Node Details

  • Name: folderFiles
  • Type: Document
  • Category: Document Loaders
  • Version: 3.0

Parameters

  1. Folder Path

    • Type: string
    • Description: The path to the folder containing the files to be processed.
  2. Recursive

    • Type: boolean
    • Description: If set to true, the loader will search for files in subdirectories as well.
  3. Text Splitter

    • Type: TextSplitter
    • Optional: Yes
    • Description: A text splitter to be applied to the loaded documents.
  4. Pdf Usage

    • Type: options
    • Options:
      • One document per page
      • One document per file
    • Default: One document per page
    • Description: Determines how PDF files are processed.
  5. JSONL Pointer Extraction

    • Type: string
    • Optional: Yes
    • Description: Specifies the pointer for extracting data from JSONL files.
  6. Additional Metadata

    • Type: json
    • Optional: Yes
    • Description: Additional metadata to be added to the extracted documents.
  7. Omit Metadata Keys

    • Type: string
    • Optional: Yes
    • Description: Comma-separated list of metadata keys to be omitted from the extracted documents.

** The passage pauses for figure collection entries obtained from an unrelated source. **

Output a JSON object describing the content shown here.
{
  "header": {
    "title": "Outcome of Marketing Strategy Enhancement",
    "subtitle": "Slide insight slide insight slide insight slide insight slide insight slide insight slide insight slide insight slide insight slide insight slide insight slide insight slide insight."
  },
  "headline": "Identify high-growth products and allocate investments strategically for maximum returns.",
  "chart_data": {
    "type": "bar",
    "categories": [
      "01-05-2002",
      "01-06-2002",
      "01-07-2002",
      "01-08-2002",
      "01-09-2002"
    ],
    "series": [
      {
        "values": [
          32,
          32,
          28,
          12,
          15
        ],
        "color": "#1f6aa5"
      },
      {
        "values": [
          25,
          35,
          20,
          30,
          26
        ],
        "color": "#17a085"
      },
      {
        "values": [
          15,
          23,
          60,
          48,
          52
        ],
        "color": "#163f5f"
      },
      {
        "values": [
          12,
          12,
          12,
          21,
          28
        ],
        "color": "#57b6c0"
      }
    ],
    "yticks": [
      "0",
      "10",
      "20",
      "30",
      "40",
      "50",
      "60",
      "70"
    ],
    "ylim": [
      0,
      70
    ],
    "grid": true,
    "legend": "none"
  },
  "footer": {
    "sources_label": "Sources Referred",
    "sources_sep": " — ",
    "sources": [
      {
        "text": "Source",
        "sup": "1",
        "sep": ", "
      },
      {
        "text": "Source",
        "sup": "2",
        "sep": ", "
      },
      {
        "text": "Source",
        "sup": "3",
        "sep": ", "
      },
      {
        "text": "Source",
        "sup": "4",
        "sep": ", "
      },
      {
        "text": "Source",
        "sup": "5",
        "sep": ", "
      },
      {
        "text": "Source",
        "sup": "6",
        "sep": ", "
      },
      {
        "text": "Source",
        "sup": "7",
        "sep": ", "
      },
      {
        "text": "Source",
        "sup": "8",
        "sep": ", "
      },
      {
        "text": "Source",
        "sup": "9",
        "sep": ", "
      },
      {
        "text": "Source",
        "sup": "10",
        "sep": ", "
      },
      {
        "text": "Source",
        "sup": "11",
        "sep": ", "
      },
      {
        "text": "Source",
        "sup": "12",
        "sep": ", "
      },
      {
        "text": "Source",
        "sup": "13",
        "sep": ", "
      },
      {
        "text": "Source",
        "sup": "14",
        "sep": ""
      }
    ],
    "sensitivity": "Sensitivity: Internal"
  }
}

Use * to omit all metadata keys except those specified in Additional Metadata.

Supported File Formats

  • JSON (.json)
  • JSONL (.jsonl)
  • Text (.txt)
  • CSV (.csv, .xls, .xlsx)
  • Word Documents (.doc, .docx)
  • PDF (.pdf)
  • ASP (.aspx, .asp)
  • C++ (.cpp, .h)
  • C (.c)
  • C# (.cs)
  • CSS (.css)
  • Go (.go)
  • Kotlin (.kt)
  • Java (.java)
  • JavaScript (.js)
  • Less (.less)
  • TypeScript (.ts)
  • PHP (.php)
  • Protocol Buffers (.proto)
  • Python (.python, .py)
  • reStructuredText (.rst)
  • Ruby (.ruby, .rb)
  • Rust (.rs)
  • Scala (.scala, .sc)
  • Sass (.scss)
  • Solidity (.sol)
  • SQL (.sql)
  • Swift (.swift)
  • Markdown (.markdown, .md)
  • LaTeX (.tex, .ltx)
  • HTML (.html)
  • Visual Basic (.vb)
  • XML (.xml)

Input

  • Folder path and configuration options as specified in the parameters.

Output

  • An array of document objects, each containing the content of a file and its associated metadata.

Functionality

  1. The node creates a DirectoryLoader with specific loaders for each supported file type.
  2. It loads documents from the specified folder, optionally searching recursively.
  3. If a text splitter is provided, it splits the loaded documents.
  4. Additional metadata is added to each document if specified.
  5. Metadata keys are omitted based on the “Omit Metadata Keys” parameter.

Use Cases

  • Bulk loading of documents from a file system for processing or analysis.
  • Preparing diverse document sets for ingestion into language models or other NLP tasks.
  • Extracting and organizing content from multiple file types in a structured manner.